All smart entrepreneurs know that in order to compete today you need a robust Web presence. But not everyone has yet embraced online video, which (according to many Web gurus) can increase your site's traffic and boost your sales. To learn more, I talked to Benjamin Wayne, president and CEO of Fliqz.com, a company that helps small and mid-sized businesses integrate video on their Web sites.
Rieva Lesonsky: It's quickly becoming a YouTube world. How can adding video to their sites better help entrepreneurs compete and grow?
Benjamin Wayne: Video can help businesses in three ways: drive increased traffic, drive more interactivity and page views, and drive increased [sales] conversion.
Lesonsky: Let's talk about boosting traffic. What are the best ways to do this?
Wayne: The three primary ways are through site placement, search engine syndication, and viral propagation. When you add video to your site, consider using the home page, your galleries, and calls to action. Video on the home page will attract clicks from more than 50 percent of your users, and can be a great tool to draw visitors deeper into the site. The videos should be instructional in nature, or include a message from your company that provides an immersive introduction for new visitors.
Galleries are another good way to draw users into the site and encourage deeper interaction. Make sure that [videos within your product] galleries have a means to drive viewers back to a specific product or to purchase, and keep the videos short to encourage high completion rates. Finally, combine videos with a call to action. Videos are incredibly effective in driving user conversion [to sales], and should be featured prominently next to products as a means of driving purchase behavior.
Lesonsky: Everyone is concerned about lifting search results. You said videos work well here, too?
Wayne: Search engines remain one of the great untapped opportunities for traffic generation. Most businesses today understand the importance of SEO [search engine optimization], but few realize that search crawlers are incapable of reading Flash tags. In other words, despite the fact that search engines now feature videos in their results, most videos fail to actually appear there. In order to take advantage of SEO opportunities in video, you need to submit your video via MRSS, a service provided by many video-hosting providers. Since the pool of videos currently indexed is small, this is an opportunity all retailers should explore.
Don't neglect viral propagation. Viral reposting of video puts your brand, your video, and a click to your site into locations, blogs, wikis, and forums that you could never reach on your own. Some Web businesses get over 50 percent of their video viewership through viral propagation, making it one of their most powerful means of brand dissemination.
Lesonsky: Is it expensive to add video?
Wayne: Implementing a video strategy doesn't have to be expensive. Sites should avoid burning money on expensive, professionally produced video content. Today's Web visitors are looking for clips that help them understand a product or service, not a lengthy infomercial or short film. Businesses can take advantage of the power of today's digital cameras to produce inexpensive content that can be posted quickly.

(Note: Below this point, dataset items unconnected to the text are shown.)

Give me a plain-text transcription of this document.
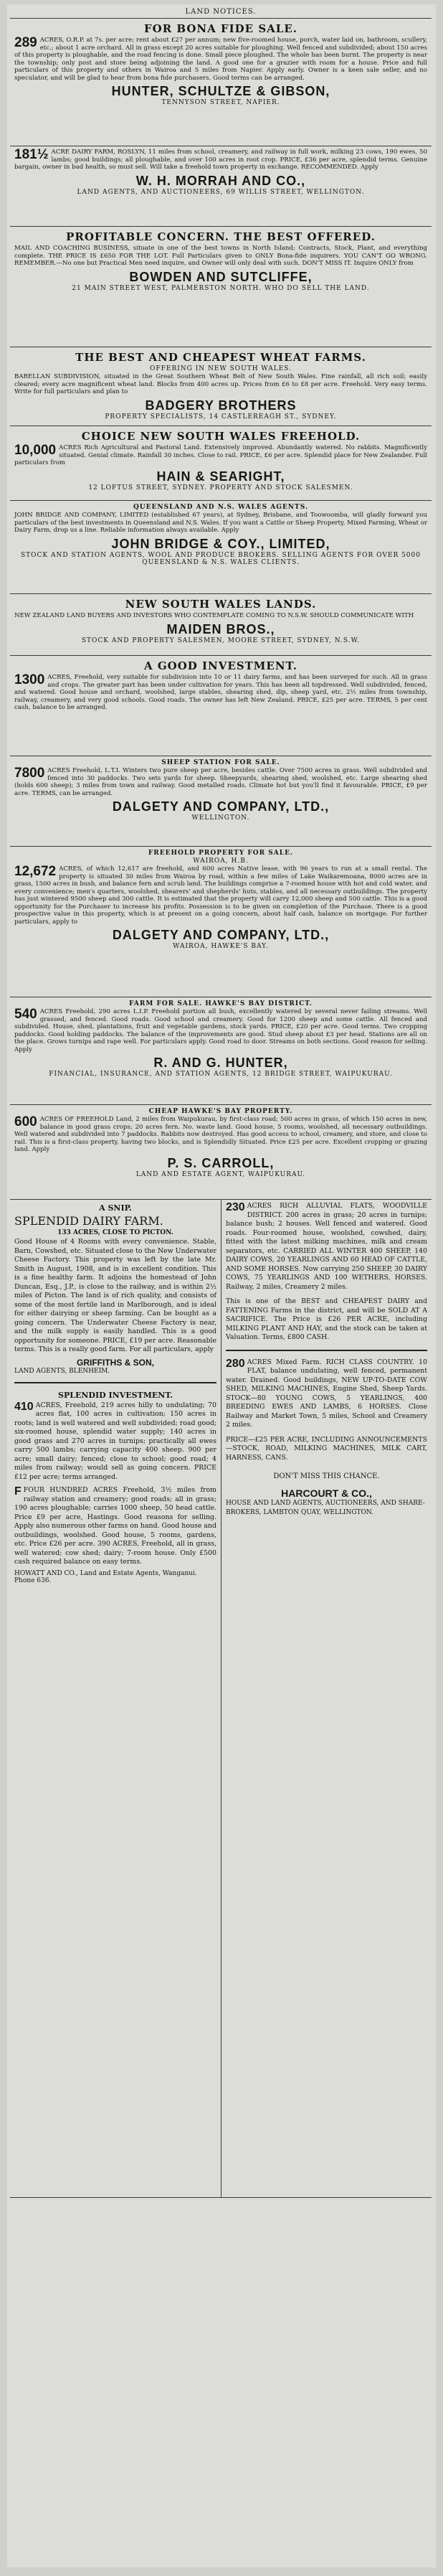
LAND NOTICES.
FOR BONA FIDE SALE.
289 ACRES, O.R.P. at 7s. per acre; rent about £27 per annum; new five-roomed house, porch, water laid on, bathroom, scullery, etc.; about 1 acre orchard. All in grass except 20 acres suitable for ploughing. Well fenced and subdivided; about 150 acres of this property is ploughable, and the road fencing is done. Small piece ploughed. The whole has been burnt. The property is near the township; only post and store being adjoining the land. A good one for a grazier with room for a house. Price and full particulars of this property and others in Wairoa and 5 miles from Napier. Apply early. Owner is a keen sale seller, and no speculator, and will be glad to hear from bona fide purchasers. Good terms can be arranged.
HUNTER, SCHULTZE & GIBSON,
TENNYSON STREET, NAPIER.
181½ ACRE DAIRY FARM, ROSLYN, 11 miles from school, creamery, and railway in full work, milking 23 cows, 190 ewes, 50 lambs; good buildings; all ploughable, and over 100 acres in root crop. PRICE, £36 per acre, splendid terms. Genuine bargain, owner in bad health, so must sell. Will take a freehold town property in exchange. RECOMMENDED. Apply
W. H. MORRAH AND CO.,
LAND AGENTS, AND AUCTIONEERS, 69 WILLIS STREET, WELLINGTON.
PROFITABLE CONCERN. THE BEST OFFERED.
MAIL AND COACHING BUSINESS, situate in one of the best towns in North Island; Contracts, Stock, Plant, and everything complete. THE PRICE IS £650 FOR THE LOT. Full Particulars given to ONLY Bona-fide inquirers. YOU CAN'T GO WRONG. REMEMBER.—No one but Practical Men need inquire, and Owner will only deal with such. DON'T MISS IT. Inquire ONLY from
BOWDEN AND SUTCLIFFE,
21 MAIN STREET WEST, PALMERSTON NORTH. WHO DO SELL THE LAND.
THE BEST AND CHEAPEST WHEAT FARMS.
OFFERING IN NEW SOUTH WALES.
BARELLAN SUBDIVISION, situated in the Great Southern Wheat Belt of New South Wales. Fine rainfall, all rich soil; easily cleared; every acre magnificent wheat land. Blocks from 400 acres up. Prices from £6 to £8 per acre. Freehold. Very easy terms. Write for full particulars and plan to
BADGERY BROTHERS
PROPERTY SPECIALISTS, 14 CASTLEREAGH ST., SYDNEY.
CHOICE NEW SOUTH WALES FREEHOLD.
10,000 ACRES Rich Agricultural and Pastoral Land. Extensively improved. Abundantly watered. No rabbits. Magnificently situated. Genial climate. Rainfall 30 inches. Close to rail. PRICE, £6 per acre. Splendid place for New Zealander. Full particulars from
HAIN & SEARIGHT,
12 LOFTUS STREET, SYDNEY. PROPERTY AND STOCK SALESMEN.
QUEENSLAND AND N.S. WALES AGENTS.
JOHN BRIDGE AND COMPANY, LIMITED (established 67 years), at Sydney, Brisbane, and Toowoomba, will gladly forward you particulars of the best investments in Queensland and N.S. Wales. If you want a Cattle or Sheep Property, Mixed Farming, Wheat or Dairy Farm, drop us a line. Reliable information always available. Apply
JOHN BRIDGE & COY., LIMITED,
STOCK AND STATION AGENTS, WOOL AND PRODUCE BROKERS. SELLING AGENTS FOR OVER 5000 QUEENSLAND & N.S. WALES CLIENTS.
NEW SOUTH WALES LANDS.
NEW ZEALAND LAND BUYERS AND INVESTORS WHO CONTEMPLATE COMING TO N.S.W. SHOULD COMMUNICATE WITH
MAIDEN BROS.,
STOCK AND PROPERTY SALESMEN, MOORE STREET, SYDNEY, N.S.W.
A GOOD INVESTMENT.
1300 ACRES, Freehold, very suitable for subdivision into 10 or 11 dairy farms, and has been surveyed for such. All in grass and crops. The greater part has been under cultivation for years. This has been all topdressed. Well subdivided, fenced, and watered. Good house and orchard, woolshed, large stables, shearing shed, dip, sheep yard, etc. 2½ miles from township, railway, creamery, and very good schools. Good roads. The owner has left New Zealand. PRICE, £25 per acre. TERMS, 5 per cent cash, balance to be arranged.
SHEEP STATION FOR SALE.
7800 ACRES Freehold, L.T.I. Winters two pure sheep per acre, besides cattle. Over 7500 acres in grass. Well subdivided and fenced into 30 paddocks. Two sets yards for sheep. Sheepyards, shearing shed, woolshed, etc. Large shearing shed (holds 600 sheep); 3 miles from town and railway. Good metalled roads. Climate hot but you'll find it favourable. PRICE, £9 per acre. TERMS, can be arranged.
DALGETY AND COMPANY, LTD.,
WELLINGTON.
FREEHOLD PROPERTY FOR SALE.
WAIROA, H.B.
12,672 ACRES, of which 12,617 are freehold, and 600 acres Native lease, with 96 years to run at a small rental. The property is situated 30 miles from Wairoa by road, within a few miles of Lake Waikaremoana, 8000 acres are in grass, 1500 acres in bush, and balance fern and scrub land. The buildings comprise a 7-roomed house with hot and cold water, and every convenience; men's quarters, woolshed, shearers' and shepherds' huts, stables, and all necessary outbuildings. The property has just wintered 9500 sheep and 300 cattle. It is estimated that the property will carry 12,000 sheep and 500 cattle. This is a good opportunity for the Purchaser to increase his profits. Possession is to be given on completion of the Purchase. There is a good prospective value in this property, which is at present on a going concern, about half cash, balance on mortgage. For further particulars, apply to
DALGETY AND COMPANY, LTD.,
WAIROA, HAWKE'S BAY.
FARM FOR SALE. HAWKE'S BAY DISTRICT.
540 ACRES Freehold, 290 acres L.I.P. Freehold portion all bush, excellently watered by several never failing streams. Well grassed, and fenced. Good roads. Good school and creamery. Good for 1200 sheep and some cattle. All fenced and subdivided. House, shed, plantations, fruit and vegetable gardens, stock yards. PRICE, £20 per acre. Good terms. Two cropping paddocks. Good holding paddocks. The balance of the improvements are good. Stud sheep about £3 per head. Stations are all on the place. Grows turnips and rape well. For particulars apply. Good road to door. Streams on both sections. Good reason for selling. Apply
R. AND G. HUNTER,
FINANCIAL, INSURANCE, AND STATION AGENTS, 12 BRIDGE STREET, WAIPUKURAU.
CHEAP HAWKE'S BAY PROPERTY.
600 ACRES OF FREEHOLD Land, 2 miles from Waipukurau, by first-class road; 500 acres in grass, of which 150 acres in new, balance in good grass crops; 20 acres fern. No. waste land. Good house, 5 rooms, woolshed, all necessary outbuildings. Well watered and subdivided into 7 paddocks. Rabbits now destroyed. Has good access to school, creamery, and store, and close to rail. This is a first-class property, having two blocks, and is Splendidly Situated. Price £25 per acre. Excellent cropping or grazing land. Apply
P. S. CARROLL,
LAND AND ESTATE AGENT, WAIPUKURAU.
A SNIP.
SPLENDID DAIRY FARM.
133 ACRES, CLOSE TO PICTON.
Good House of 4 Rooms with every convenience. Stable, Barn, Cowshed, etc. Situated close to the New Underwater Cheese Factory. This property was left by the late Mr. Smith in August, 1908, and is in excellent condition. This is a fine healthy farm. It adjoins the homestead of John Duncan, Esq., J.P., is close to the railway, and is within 2½ miles of Picton. The land is of rich quality, and consists of some of the most fertile land in Marlborough, and is ideal for either dairying or sheep farming. Can be bought as a going concern. The Underwater Cheese Factory is near, and the milk supply is easily handled. This is a good opportunity for someone. PRICE, £19 per acre. Reasonable terms. This is a really good farm. For all particulars, apply
GRIFFITHS & SON,
LAND AGENTS, BLENHEIM.
SPLENDID INVESTMENT.
410 ACRES, Freehold, 219 acres hilly to undulating; 70 acres flat, 100 acres in cultivation; 150 acres in roots; land is well watered and well subdivided; road good; six-roomed house, splendid water supply; 140 acres in good grass and 270 acres in turnips; practically all ewes carry 500 lambs; carrying capacity 400 sheep. 900 per acre; small dairy; fenced; close to school; good road; 4 miles from railway; would sell as going concern. PRICE £12 per acre; terms arranged.
FFOUR HUNDRED ACRES Freehold, 3½ miles from railway station and creamery; good roads; all in grass; 190 acres ploughable; carries 1000 sheep, 50 head cattle. Price £9 per acre, Hastings. Good reasons for selling. Apply also numerous other farms on hand. Good house and outbuildings, woolshed. Good house, 5 rooms, gardens, etc. Price £26 per acre. 390 ACRES, Freehold, all in grass, well watered; cow shed; dairy; 7-room house. Only £500 cash required balance on easy terms.
HOWATT AND CO., Land and Estate Agents, Wanganui. Phone 636.
230 ACRES RICH ALLUVIAL FLATS, WOODVILLE DISTRICT. 200 acres in grass; 20 acres in turnips; balance bush; 2 houses. Well fenced and watered. Good roads. Four-roomed house, woolshed, cowshed, dairy, fitted with the latest milking machines, milk and cream separators, etc. CARRIED ALL WINTER 400 SHEEP, 140 DAIRY COWS, 20 YEARLINGS AND 60 HEAD OF CATTLE, AND SOME HORSES. Now carrying 250 SHEEP, 30 DAIRY COWS, 75 YEARLINGS AND 100 WETHERS, HORSES. Railway, 2 miles, Creamery 2 miles.
This is one of the BEST and CHEAPEST DAIRY and FATTENING Farms in the district, and will be SOLD AT A SACRIFICE. The Price is £26 PER ACRE, including MILKING PLANT AND HAY, and the stock can be taken at Valuation. Terms, £800 CASH.
280 ACRES Mixed Farm. RICH CLASS COUNTRY. 10 FLAT, balance undulating, well fenced, permanent water. Drained. Good buildings, NEW UP-TO-DATE COW SHED, MILKING MACHINES, Engine Shed, Sheep Yards. STOCK—80 YOUNG COWS, 5 YEARLINGS, 400 BREEDING EWES AND LAMBS, 6 HORSES. Close Railway and Market Town, 5 miles, School and Creamery 2 miles.
PRICE—£25 PER ACRE, INCLUDING ANNOUNCEMENTS—STOCK, ROAD, MILKING MACHINES, MILK CART, HARNESS, CANS.
DON'T MISS THIS CHANCE.
HARCOURT & CO.,
HOUSE AND LAND AGENTS, AUCTIONEERS, AND SHARE-BROKERS, LAMBTON QUAY, WELLINGTON.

Your users can contribute to your video library, helping to increase your content and create new page views at a minimal cost to the hosting site. Plug-and-play tools allow video uploading directly from within your page, and contests or other promotions help encourage your members to contribute.
Lesonsky: Should business owners do this themselves? Or should they outsource it?
Wayne: Building your own video solution is an expensive proposition. Businesses should turn instead to a plug-and-play provider. With solutions starting at $100 a month, it's much more cost-effective, and they handle all of the management, encoding, streaming, analytics, and syndication, leaving you free to focus on growing your business.
Once videos have been created, getting them onto a Web site is the next important step. Business should avoid using consumer sites [since they] encourage visitors to leave your site. Instead, take advantage of cost-effective professional solutions that allow site owners to easily upload, manage, and integrate videos while providing a high-quality user experience. These sites range in cost from a few dollars to a few hundred dollars a month, and offer features and quality unmatched by consumer sites.
Uploading videos is as easy as uploading a photo. The whole process takes a few moments while the video uploads, and then takes a few minutes while the video is encoded to Flash, which allows it to be seen by all users, without downloading, regardless of platform (Mac or PC) or browser (Internet Explorer, Firefox, or Safari).
Lesonsky: Does video only appeal to a narrow demographic?
Wayne: Video appeals to a broad-based demographic, with the majority of viewers [today] falling into the magic 25- to 35-year-old group.